Even Pokémon is not safe from the AI benchmarking debate.
Last week, a X posts Viral has gone viral, claiming that Google’s latest Gemini model has surpassed the ethnographic flagship closed model in the original Pokémon Video Game Trilogy. It is reported that Gemi arrived in Lavender, a developer on Twitch Stream; Claud was stuck in Mount Moon at the end of February.
Jemi literally ahead of the Pokémon Clod ATM after Lavender arrived in town
119 live views simply BTW, incredibly underwtered stream pic.twitter.com/8avsovai4x
– Jush (@Jush 21 e 8) April 10, 2025
But what the post failed to mention was that Mithuni had an advantage: a minimap.
As Reddit users It is mentioned that the developer who maintained the Jemini stream made a custom minip that helps the model detect “tiles” in a game -like game. This reduces the need for analyzing screenshots before deciding the gameplay.
Now, Pokémon is a semi-gourd AI Benchmark is the best-few people to argue that this is a very informative test of a model’s skill. However it Is An educational example of how the various implementation of a benchmark can affect the results.

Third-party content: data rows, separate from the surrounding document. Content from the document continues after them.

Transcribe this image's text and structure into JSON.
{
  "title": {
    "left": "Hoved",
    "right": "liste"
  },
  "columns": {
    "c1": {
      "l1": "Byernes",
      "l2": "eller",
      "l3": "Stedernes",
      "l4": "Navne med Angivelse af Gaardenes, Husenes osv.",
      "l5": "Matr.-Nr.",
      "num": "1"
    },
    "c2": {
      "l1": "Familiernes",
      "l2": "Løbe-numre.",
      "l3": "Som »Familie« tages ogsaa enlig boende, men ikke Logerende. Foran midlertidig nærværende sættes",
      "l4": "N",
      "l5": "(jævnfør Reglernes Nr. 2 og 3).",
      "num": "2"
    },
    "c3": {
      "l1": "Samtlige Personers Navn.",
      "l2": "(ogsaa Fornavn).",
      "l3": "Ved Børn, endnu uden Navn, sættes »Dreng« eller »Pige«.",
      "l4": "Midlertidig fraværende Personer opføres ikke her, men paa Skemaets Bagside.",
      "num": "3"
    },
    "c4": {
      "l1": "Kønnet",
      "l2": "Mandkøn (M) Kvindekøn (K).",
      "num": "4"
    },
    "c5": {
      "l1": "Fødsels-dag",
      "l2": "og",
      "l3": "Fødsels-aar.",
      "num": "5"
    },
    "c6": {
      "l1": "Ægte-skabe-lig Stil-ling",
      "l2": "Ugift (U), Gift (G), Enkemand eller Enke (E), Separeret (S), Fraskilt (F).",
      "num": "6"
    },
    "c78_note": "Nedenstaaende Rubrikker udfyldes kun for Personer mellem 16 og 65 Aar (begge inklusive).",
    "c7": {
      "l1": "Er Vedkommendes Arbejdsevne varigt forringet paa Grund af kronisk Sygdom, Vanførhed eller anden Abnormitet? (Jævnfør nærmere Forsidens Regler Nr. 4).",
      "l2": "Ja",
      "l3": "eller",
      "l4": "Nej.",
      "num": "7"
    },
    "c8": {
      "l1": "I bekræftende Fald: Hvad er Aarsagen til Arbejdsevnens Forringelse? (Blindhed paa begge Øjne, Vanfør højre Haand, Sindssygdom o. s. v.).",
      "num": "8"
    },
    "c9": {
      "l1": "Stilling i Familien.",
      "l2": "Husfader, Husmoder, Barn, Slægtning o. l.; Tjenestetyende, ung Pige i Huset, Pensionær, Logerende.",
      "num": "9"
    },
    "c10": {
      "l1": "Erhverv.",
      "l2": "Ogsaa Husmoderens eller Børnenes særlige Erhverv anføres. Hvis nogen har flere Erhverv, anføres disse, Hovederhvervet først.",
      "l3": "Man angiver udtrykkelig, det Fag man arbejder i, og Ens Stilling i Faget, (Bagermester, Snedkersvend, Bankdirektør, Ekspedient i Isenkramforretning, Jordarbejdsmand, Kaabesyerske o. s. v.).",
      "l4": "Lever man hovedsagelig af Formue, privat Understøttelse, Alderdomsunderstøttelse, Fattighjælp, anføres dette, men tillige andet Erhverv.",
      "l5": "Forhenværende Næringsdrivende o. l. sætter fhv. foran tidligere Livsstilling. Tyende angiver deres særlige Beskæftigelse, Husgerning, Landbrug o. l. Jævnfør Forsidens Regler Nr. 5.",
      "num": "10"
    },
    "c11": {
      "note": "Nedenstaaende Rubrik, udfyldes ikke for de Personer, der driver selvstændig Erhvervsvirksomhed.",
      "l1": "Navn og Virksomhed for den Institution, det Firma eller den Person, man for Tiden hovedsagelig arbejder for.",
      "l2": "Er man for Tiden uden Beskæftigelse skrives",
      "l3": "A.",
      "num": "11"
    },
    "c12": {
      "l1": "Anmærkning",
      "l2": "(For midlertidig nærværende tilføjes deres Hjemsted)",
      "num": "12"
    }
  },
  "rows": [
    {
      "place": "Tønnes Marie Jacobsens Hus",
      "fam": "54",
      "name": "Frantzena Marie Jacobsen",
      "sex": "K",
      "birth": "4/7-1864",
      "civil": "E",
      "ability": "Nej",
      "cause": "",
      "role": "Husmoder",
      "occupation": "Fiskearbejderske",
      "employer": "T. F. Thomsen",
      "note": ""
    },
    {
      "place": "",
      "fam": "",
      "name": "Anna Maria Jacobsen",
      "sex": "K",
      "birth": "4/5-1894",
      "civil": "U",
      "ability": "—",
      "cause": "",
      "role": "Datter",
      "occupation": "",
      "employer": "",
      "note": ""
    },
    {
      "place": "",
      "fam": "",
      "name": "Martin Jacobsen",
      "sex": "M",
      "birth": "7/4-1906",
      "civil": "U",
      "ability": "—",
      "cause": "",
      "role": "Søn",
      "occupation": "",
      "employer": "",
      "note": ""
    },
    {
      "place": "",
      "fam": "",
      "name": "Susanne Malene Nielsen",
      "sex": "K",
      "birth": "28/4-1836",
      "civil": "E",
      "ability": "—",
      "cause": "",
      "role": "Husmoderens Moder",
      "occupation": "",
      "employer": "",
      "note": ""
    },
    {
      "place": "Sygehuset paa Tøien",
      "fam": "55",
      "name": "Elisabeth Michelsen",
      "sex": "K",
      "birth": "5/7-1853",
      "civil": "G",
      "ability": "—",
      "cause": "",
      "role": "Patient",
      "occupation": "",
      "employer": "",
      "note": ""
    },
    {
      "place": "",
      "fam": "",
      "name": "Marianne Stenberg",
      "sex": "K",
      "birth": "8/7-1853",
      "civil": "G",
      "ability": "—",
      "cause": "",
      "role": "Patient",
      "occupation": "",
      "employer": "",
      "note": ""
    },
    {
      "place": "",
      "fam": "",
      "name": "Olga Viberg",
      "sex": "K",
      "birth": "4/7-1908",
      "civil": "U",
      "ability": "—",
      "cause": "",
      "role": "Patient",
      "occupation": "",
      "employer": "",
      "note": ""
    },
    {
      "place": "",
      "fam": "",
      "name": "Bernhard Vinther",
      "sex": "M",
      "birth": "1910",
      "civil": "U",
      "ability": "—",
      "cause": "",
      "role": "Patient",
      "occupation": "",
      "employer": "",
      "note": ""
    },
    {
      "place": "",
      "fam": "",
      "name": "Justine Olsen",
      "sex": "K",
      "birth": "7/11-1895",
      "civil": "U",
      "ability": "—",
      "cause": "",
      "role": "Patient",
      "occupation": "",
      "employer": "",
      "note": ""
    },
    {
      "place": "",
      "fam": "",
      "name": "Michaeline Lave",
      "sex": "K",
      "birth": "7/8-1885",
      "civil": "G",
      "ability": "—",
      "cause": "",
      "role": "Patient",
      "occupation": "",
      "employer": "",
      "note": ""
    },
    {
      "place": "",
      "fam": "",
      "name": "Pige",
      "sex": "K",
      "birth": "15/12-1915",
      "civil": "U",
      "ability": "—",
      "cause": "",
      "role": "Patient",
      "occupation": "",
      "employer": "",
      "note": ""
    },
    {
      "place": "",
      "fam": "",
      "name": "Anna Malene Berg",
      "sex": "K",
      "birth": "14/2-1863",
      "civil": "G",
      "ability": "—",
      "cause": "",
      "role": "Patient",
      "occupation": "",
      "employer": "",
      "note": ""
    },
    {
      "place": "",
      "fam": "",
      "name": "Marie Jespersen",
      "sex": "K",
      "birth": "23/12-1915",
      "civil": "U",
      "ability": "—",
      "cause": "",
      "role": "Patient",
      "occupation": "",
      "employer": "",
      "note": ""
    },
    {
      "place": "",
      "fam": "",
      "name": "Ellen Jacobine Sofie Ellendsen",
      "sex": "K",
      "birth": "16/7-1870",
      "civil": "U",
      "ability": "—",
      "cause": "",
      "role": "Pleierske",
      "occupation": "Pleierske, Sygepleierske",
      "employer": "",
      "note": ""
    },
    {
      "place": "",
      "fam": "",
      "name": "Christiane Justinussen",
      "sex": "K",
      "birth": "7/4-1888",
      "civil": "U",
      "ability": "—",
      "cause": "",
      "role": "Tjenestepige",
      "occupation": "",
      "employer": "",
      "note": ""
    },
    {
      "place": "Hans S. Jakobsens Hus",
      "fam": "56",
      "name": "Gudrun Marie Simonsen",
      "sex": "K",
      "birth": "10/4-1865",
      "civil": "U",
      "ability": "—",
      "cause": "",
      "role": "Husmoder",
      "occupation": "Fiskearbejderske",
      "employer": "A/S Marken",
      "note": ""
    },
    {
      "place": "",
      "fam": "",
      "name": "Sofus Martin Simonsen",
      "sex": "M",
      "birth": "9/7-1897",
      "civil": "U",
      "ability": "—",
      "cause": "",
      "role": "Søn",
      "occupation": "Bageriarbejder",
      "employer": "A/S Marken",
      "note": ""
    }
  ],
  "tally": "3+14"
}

Ethnographic, for example Report Benchmark Need-Bench has been verified by his recent anthropological 3.7 Sonnet model, designed to evaluate a model’s coding skills. Claud 3.7 Sonnet Sweet-Bench has achieved 62.3% accuracy, but an ethnographic developer is 70.3% with a “custom scaffold”.
Recently, Meta subtles a certain benchmark, LM Arena, has submerged a new model Lama 4 Mavarick version to perform well in LM Arena. The vanilla version of the model score significantly badly on the same evaluation.
Given that the AI Benchmarks-Pookemon included-the incomplete system, custom and non-standard implementation threatens to further mud. It goes without saying, perhaps it does not seem to be easier to compare models as it is published.